My New Paper: “Donald Trump Should Remain Deplatformed from Facebook, Twitter, and YouTube Despite the High Bar That Platforms Should Apply to the Question of Deplatforming Political Figures”

I have posted this short paper on SSRN (prepared for this week’s Stanford/UCLA conference on replatforming Donald Trump). Here is the abstract:

This short position paper, prepared for the Stanford Program on Democracy and the Internet/UCLA Safeguarding Democracy Project conference, “Should Donald Trump Be Returned to Social Media?,” October 14, 2022, argues that former United States president Donald Trump should remain deplatformed from Facebook, Twitter, and YouTube even if he declares as a 2024 presidential candidate.

Platforms as private actors engaged in curating speech have a First Amendment right to platform, deplatform, or replatform candidates as an exercise of editorial discretion. In exercising that discretion, platforms as good corporate citizens should support both free speech and democratic institutions.

Given the strong interest in free speech and access by voters to the speech of candidates, officeholders, and other significant political figures, platforms should impose a very high bar to the question of removal or exclusion. Candidates should face removal or deplatforming only if they pose a significant risk to the stability of democracy or foment hatred that poses a significant risk of causing social strife or violence. In particular, candidates should be excluded from platforms only if they show a consistent pattern of (1) suggesting violence as a means of taking power or resolving election disputes; (2) falsely claiming without reliable evidence that an upcoming or past election is or will be stolen or rigged; or (3) engaging in hate speech against racial, ethnic, religious, sexual, or other groups.

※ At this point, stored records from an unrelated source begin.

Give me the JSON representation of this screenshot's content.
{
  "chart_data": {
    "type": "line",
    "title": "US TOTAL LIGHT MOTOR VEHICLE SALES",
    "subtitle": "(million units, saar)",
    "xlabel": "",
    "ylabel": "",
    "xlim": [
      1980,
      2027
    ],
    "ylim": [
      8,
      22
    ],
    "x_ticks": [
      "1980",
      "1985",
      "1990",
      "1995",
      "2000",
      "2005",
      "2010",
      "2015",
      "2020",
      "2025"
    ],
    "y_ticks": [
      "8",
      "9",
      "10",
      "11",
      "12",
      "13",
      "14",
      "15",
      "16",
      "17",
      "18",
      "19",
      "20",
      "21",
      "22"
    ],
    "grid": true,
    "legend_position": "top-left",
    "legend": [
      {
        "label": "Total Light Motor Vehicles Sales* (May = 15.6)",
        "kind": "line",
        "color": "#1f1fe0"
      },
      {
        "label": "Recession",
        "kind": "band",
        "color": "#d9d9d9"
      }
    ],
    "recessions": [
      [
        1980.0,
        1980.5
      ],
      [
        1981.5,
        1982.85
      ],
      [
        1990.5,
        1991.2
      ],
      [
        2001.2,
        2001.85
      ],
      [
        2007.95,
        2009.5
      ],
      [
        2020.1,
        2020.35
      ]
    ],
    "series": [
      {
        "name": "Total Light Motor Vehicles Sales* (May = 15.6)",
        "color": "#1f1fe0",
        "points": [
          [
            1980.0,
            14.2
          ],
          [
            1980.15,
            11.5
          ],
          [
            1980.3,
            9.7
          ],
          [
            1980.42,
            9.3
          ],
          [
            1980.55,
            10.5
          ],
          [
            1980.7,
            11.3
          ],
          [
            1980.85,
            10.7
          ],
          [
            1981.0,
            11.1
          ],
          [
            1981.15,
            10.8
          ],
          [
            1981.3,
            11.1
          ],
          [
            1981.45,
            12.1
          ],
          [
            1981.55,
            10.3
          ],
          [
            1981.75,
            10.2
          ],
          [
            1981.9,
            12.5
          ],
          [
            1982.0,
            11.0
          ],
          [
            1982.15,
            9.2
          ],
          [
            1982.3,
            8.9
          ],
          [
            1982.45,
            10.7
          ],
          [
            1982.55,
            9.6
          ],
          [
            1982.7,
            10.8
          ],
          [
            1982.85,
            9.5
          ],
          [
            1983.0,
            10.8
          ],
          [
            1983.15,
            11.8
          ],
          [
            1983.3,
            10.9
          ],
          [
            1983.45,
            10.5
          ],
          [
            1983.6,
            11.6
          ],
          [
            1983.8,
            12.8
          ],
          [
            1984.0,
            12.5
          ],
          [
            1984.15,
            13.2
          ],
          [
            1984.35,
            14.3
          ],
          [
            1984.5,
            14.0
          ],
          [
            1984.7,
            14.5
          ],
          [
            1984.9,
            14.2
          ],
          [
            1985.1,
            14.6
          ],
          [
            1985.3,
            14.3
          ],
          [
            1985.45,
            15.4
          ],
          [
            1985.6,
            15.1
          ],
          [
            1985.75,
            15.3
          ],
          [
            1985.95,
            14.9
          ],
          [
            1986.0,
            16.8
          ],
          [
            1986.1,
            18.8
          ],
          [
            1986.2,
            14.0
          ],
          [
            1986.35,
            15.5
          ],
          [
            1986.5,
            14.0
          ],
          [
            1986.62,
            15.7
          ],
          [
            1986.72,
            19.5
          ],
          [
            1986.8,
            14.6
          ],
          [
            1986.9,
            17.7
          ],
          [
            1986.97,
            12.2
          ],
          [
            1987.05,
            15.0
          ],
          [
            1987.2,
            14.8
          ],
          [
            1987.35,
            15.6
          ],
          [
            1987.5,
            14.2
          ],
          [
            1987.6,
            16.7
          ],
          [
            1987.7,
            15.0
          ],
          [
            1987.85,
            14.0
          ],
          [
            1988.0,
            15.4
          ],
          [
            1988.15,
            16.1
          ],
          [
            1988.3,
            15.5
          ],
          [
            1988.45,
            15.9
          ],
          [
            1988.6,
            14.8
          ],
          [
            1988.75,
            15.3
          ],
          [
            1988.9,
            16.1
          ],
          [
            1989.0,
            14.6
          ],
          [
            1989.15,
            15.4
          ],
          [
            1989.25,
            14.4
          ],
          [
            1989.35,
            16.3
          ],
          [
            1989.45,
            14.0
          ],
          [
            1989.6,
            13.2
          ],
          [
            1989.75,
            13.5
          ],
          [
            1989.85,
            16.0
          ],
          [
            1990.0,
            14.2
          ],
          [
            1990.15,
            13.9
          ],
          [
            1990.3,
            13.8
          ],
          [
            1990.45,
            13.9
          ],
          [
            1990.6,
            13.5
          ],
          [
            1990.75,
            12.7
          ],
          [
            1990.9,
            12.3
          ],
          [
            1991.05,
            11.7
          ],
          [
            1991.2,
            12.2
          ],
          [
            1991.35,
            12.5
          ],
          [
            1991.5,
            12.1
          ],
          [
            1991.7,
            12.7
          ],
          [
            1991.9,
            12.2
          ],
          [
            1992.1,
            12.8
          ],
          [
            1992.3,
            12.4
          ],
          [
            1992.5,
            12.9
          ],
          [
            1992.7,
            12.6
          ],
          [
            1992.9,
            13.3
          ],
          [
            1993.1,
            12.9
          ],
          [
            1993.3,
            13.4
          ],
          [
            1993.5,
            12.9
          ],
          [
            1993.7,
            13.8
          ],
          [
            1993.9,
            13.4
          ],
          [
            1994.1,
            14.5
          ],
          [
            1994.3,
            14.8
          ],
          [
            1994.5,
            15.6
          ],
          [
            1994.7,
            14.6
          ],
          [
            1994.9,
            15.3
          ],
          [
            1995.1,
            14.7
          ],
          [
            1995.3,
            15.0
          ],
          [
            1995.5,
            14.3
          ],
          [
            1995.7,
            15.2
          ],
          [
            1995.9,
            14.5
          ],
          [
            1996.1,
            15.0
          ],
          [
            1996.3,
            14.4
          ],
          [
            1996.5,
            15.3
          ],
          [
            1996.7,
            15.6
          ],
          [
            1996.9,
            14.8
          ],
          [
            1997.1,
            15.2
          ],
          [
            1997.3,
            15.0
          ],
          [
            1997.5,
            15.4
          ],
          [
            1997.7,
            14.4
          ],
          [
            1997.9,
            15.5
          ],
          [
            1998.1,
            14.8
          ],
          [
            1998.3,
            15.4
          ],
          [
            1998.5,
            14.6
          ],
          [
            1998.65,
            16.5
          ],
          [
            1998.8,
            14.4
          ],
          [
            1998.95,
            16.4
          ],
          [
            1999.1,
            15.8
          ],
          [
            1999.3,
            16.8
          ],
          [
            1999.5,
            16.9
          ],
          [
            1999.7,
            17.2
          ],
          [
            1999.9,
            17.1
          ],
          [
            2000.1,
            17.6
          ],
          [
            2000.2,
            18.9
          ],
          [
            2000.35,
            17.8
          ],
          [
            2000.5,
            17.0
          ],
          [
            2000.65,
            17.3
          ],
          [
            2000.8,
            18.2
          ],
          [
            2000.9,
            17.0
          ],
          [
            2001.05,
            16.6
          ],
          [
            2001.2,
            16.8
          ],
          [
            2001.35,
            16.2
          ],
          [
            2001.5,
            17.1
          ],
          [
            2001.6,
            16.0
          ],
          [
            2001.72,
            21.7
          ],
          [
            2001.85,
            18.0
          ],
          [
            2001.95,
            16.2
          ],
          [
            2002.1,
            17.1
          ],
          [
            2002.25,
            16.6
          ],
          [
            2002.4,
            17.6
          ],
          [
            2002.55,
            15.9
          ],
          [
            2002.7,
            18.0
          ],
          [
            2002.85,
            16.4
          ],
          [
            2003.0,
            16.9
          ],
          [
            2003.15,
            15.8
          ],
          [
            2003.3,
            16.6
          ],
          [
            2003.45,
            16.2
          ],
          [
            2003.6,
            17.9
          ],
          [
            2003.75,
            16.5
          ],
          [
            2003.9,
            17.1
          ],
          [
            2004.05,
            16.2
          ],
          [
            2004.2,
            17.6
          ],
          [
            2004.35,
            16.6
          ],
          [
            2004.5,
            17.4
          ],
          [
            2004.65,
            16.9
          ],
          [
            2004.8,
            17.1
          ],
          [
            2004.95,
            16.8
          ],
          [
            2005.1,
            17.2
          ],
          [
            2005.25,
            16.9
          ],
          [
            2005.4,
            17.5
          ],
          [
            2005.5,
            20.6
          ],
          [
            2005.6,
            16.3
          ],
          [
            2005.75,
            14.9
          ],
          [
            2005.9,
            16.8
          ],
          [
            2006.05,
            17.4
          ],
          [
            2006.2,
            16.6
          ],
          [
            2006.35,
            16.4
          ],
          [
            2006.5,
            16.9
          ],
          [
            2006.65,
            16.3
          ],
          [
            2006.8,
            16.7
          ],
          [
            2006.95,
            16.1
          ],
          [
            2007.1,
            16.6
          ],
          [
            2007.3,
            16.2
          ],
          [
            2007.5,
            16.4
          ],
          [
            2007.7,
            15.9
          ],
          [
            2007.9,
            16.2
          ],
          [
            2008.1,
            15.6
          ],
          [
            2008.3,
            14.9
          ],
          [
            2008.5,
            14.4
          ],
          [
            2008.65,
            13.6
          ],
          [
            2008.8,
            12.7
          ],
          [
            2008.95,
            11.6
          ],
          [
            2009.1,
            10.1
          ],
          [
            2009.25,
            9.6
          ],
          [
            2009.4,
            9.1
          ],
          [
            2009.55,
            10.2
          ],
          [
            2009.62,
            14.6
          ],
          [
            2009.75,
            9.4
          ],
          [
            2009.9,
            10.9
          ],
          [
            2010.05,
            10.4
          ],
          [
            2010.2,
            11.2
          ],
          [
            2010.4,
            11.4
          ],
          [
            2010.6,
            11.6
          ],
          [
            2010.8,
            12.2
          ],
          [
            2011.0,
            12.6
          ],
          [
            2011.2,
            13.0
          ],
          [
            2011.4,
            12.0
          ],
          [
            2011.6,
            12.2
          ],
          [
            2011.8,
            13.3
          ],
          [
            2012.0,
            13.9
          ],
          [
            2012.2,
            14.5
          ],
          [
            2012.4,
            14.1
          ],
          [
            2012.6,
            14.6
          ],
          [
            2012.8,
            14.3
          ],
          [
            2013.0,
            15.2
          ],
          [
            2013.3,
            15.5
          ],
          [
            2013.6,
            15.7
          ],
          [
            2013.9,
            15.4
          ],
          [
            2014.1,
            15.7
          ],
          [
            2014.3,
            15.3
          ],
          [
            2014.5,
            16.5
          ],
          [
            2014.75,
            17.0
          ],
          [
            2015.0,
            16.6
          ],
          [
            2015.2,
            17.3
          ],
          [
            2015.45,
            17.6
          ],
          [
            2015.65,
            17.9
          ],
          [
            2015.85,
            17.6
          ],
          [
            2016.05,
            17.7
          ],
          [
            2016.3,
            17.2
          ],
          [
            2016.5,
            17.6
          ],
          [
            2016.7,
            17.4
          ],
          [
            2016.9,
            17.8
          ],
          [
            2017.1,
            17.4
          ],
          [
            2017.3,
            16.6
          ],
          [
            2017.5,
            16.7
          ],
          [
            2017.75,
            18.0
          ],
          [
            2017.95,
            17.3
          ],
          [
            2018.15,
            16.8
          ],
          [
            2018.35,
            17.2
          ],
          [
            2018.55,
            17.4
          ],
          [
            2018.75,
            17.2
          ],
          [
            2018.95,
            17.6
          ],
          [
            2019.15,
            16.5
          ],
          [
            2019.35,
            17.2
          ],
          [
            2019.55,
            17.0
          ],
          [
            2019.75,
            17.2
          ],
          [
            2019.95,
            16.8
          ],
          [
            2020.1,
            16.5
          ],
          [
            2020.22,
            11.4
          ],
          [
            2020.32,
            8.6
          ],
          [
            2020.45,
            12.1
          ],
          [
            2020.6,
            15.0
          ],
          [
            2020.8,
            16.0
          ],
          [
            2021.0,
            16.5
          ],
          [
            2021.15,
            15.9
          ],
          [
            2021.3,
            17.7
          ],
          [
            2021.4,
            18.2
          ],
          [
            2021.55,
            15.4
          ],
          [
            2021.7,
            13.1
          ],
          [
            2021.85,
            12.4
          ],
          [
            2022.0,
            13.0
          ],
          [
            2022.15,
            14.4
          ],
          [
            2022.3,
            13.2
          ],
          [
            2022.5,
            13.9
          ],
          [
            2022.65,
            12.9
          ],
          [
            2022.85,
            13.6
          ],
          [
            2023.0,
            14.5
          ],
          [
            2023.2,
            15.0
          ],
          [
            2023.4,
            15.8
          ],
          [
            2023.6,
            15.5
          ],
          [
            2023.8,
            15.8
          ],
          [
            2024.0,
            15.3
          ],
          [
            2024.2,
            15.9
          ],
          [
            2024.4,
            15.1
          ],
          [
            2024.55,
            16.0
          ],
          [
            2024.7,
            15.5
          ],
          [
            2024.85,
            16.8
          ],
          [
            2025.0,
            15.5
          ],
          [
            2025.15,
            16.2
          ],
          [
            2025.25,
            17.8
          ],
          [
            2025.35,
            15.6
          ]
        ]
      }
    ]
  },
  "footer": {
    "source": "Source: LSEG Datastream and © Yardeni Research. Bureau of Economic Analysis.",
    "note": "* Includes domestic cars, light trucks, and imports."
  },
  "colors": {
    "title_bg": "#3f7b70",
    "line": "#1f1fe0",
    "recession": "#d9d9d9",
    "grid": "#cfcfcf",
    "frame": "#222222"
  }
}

Platforms should have preset criteria for determining when to exclude or remove candidates, and they should apply those criteria fairly and consistently. Except in extraordinary circumstances, platforms should first warn candidates of violations and give them a chance to remove objectionable content before deplatforming. Once deplatformed, a candidate should be required to renounce earlier statements that caused the deplatforming before being allowed to return. Platforms should consider the overall risk to public safety before replatforming. Returning candidates should be quickly deplatformed again for violating platform safety rules.

Under these standards, Donald Trump should remain deplatformed. He relentlessly continues to make false statements that the 2020 election was “stolen” or “rigged,” convincing millions of his followers to distrust election results. He has called for “decertifying” the 2020 election, even though such a remedy is not allowed under U.S. law. He has continued to suggest violence, as he did before the January 6, 2021 insurrection, this time as he faces potential indictment for criminal activities. Far from renouncing his speech that led this deplatforming, he has doubled down upon it. He remains a grave threat to American democracy.